Practical Implications for the Practitioner
In most of the QE training studies reviewed in our article, the participants were either beginning or experienced golfers, and not elite or professional golfers (see Table 1); therefore, we currently cannot be certain if such training would truly have a meaningful impact on elite-level golfers’ putting performance. However, based on the findings that did emerge from our review, four practical tips are proposed for those professionals – golf coaches, sport psychology consultants, and performance psychologists – attempting to improve the results of their players’ golf putting task;
(a) Research has shown that QE has been associated with a high level of proficiency in closed, self-paced motor tasks, such as putting in golf. Therefore, practitioners should obtain relevant information on different aspects of QE (e.g., QE in beginning/experienced golfers or QE and focusing attention) as a visual variable that can assist their golfers in improving their accuracy when aiming at the putting green;
(b) QE training should be an integral component of the physical/psychological training of the golfer. Golfers should use eye-tracking systems in their on-green training regimes, in order to gather information on their QEDs while putting. Based on Moore, Vine, Cooke, et al. (2012) and Moore, Vine, et al. (2013), Table 2 summarizes the current instructions for golf putting. The instructions include two stages for pre-training if eye-tracking equipment is available and six instructions for training;
(c) Since putting in golf is classified as a closed, self-paced motor task, golfers can include QE as part of their physical/psychological pre-performance routines (Lidor, 2007; Vine et al., 2011);
(d) Since the slope of a green makes the task of holing a putt more difficult, it would most likely benefit the golfer if the QE instructions take the slope into account.

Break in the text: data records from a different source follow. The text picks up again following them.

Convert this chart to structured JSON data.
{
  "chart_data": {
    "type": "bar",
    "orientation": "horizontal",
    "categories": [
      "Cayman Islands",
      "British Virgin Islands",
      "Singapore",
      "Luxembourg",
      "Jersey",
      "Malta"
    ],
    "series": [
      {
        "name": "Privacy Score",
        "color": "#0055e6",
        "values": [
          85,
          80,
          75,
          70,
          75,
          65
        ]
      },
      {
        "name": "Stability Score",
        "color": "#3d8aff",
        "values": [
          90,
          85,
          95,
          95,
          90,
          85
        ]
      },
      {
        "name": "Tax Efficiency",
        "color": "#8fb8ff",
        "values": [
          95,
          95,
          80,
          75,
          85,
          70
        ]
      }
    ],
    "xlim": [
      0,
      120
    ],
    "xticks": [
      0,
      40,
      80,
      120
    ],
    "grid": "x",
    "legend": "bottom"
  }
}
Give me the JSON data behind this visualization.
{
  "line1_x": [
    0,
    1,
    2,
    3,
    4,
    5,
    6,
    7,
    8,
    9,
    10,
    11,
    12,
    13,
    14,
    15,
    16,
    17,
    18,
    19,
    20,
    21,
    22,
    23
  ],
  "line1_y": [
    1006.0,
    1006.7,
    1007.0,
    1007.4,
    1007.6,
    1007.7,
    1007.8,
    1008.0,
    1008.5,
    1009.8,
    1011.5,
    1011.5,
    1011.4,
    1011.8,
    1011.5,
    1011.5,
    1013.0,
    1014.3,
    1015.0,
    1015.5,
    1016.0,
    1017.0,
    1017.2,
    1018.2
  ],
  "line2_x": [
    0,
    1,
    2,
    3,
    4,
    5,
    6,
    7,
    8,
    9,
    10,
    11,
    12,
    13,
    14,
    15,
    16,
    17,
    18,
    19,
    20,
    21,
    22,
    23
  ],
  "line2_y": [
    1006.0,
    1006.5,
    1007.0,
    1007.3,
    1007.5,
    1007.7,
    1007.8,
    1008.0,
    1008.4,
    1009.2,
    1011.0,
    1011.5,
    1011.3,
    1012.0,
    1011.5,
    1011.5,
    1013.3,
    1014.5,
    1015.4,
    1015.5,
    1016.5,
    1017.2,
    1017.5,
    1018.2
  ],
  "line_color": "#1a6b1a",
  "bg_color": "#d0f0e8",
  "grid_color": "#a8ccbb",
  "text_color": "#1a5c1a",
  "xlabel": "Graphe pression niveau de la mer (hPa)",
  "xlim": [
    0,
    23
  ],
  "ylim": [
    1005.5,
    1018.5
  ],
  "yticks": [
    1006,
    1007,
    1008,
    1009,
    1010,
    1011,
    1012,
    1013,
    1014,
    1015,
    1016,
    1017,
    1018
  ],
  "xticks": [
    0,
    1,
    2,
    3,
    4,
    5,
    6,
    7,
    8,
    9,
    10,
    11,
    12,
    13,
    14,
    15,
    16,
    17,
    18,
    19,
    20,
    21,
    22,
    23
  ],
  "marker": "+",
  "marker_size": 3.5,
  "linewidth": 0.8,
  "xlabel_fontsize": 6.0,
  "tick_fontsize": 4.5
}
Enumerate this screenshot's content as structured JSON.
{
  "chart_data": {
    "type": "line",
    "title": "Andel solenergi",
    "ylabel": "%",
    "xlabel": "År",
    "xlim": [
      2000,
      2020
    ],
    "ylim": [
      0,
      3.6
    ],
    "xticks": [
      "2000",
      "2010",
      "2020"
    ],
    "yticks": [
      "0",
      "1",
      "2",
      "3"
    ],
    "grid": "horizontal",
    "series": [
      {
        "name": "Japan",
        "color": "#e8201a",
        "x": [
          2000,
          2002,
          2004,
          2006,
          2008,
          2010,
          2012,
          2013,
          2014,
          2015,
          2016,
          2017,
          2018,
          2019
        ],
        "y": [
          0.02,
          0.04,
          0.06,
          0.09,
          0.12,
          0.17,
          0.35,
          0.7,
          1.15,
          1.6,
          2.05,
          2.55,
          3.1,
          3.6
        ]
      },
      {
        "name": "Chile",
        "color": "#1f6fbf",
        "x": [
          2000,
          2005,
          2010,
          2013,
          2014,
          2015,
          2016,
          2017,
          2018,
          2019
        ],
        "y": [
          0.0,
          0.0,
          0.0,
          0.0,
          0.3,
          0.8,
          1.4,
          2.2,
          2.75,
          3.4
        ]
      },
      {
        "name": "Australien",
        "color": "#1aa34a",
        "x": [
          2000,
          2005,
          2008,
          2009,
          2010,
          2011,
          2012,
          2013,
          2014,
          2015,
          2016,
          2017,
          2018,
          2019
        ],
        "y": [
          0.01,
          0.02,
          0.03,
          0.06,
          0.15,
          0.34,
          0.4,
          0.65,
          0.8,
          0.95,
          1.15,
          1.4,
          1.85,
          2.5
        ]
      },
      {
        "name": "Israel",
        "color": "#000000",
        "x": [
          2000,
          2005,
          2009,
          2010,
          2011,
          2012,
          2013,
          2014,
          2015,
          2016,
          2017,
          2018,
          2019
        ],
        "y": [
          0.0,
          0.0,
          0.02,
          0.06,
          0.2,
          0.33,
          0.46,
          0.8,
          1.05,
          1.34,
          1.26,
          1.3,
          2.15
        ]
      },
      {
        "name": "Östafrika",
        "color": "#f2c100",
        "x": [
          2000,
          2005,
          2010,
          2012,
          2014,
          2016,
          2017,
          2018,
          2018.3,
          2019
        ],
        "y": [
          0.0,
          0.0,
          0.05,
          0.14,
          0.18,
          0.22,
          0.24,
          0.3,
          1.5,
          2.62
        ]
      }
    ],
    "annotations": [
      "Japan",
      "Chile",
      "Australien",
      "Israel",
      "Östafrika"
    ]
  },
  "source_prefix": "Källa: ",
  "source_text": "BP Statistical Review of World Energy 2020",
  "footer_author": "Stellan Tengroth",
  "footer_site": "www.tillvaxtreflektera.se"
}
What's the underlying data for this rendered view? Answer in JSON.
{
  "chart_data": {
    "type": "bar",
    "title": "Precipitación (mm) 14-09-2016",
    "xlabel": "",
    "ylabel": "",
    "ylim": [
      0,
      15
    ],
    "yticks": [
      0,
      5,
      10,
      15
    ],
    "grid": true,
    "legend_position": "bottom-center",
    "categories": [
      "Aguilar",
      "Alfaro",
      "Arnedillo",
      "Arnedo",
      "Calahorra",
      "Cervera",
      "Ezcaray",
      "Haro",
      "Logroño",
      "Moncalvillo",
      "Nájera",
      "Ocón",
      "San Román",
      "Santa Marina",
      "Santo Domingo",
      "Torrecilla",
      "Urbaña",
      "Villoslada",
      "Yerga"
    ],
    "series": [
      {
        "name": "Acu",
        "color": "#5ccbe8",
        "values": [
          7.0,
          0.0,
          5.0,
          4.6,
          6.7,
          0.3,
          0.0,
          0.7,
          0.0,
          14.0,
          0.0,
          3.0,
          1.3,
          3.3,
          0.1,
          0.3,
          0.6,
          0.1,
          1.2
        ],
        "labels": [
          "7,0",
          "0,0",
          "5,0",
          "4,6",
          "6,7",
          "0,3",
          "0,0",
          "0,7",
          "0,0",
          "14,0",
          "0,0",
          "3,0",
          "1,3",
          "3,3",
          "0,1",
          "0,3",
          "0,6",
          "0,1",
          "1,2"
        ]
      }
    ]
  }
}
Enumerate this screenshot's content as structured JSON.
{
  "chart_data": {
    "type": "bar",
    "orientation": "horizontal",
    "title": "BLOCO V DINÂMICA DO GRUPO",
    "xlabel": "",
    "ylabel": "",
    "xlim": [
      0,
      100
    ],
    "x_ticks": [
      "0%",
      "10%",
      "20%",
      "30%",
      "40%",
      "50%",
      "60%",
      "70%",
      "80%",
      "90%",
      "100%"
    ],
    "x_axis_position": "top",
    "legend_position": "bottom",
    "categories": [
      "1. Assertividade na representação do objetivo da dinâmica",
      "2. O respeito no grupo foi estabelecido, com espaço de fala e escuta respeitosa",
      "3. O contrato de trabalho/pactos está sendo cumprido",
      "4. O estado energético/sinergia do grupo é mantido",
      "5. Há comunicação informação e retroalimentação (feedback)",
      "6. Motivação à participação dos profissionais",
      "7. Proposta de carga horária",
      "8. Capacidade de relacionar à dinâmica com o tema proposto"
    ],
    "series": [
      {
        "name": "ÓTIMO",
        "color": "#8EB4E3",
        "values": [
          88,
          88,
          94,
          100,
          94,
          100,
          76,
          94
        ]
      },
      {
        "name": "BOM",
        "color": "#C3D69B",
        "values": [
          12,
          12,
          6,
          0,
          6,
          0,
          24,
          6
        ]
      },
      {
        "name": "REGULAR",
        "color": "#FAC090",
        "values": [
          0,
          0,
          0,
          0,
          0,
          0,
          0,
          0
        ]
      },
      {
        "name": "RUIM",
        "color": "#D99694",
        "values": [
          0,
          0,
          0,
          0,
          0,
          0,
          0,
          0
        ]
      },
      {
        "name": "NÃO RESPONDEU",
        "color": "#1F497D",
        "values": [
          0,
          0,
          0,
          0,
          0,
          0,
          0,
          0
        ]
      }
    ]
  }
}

The findings of the current review suggest that gaze behavior in general, and QE in particular, are related to putting performance. QE appears to be longer in expert golfers compared to less expert golfers and in successful putting performances compared to less successful performances. In addition, QE can be trained, and such training can lead to improved putting performance. However, it is still unclear whether the positive effects of QE on performance are related to pre-programming of the putt, online control of the putt, or both. Unfortunately, not enough data exists regarding the effects of QEDs when slopes are involved. We encourage researchers to examine this issue, as golf putting is often performed in the presence of slopes. Finally, we encourage practitioners to train golfers to adopt longer QEDs while aiming at the hole.
Conflict of Interest
The authors declare that this research was conducted in the absence of any commercial or financial relationships that could be construed as a potential conflict of interest.
Both authors made a substantial and direct contribution to this manuscript, and approved it for publication.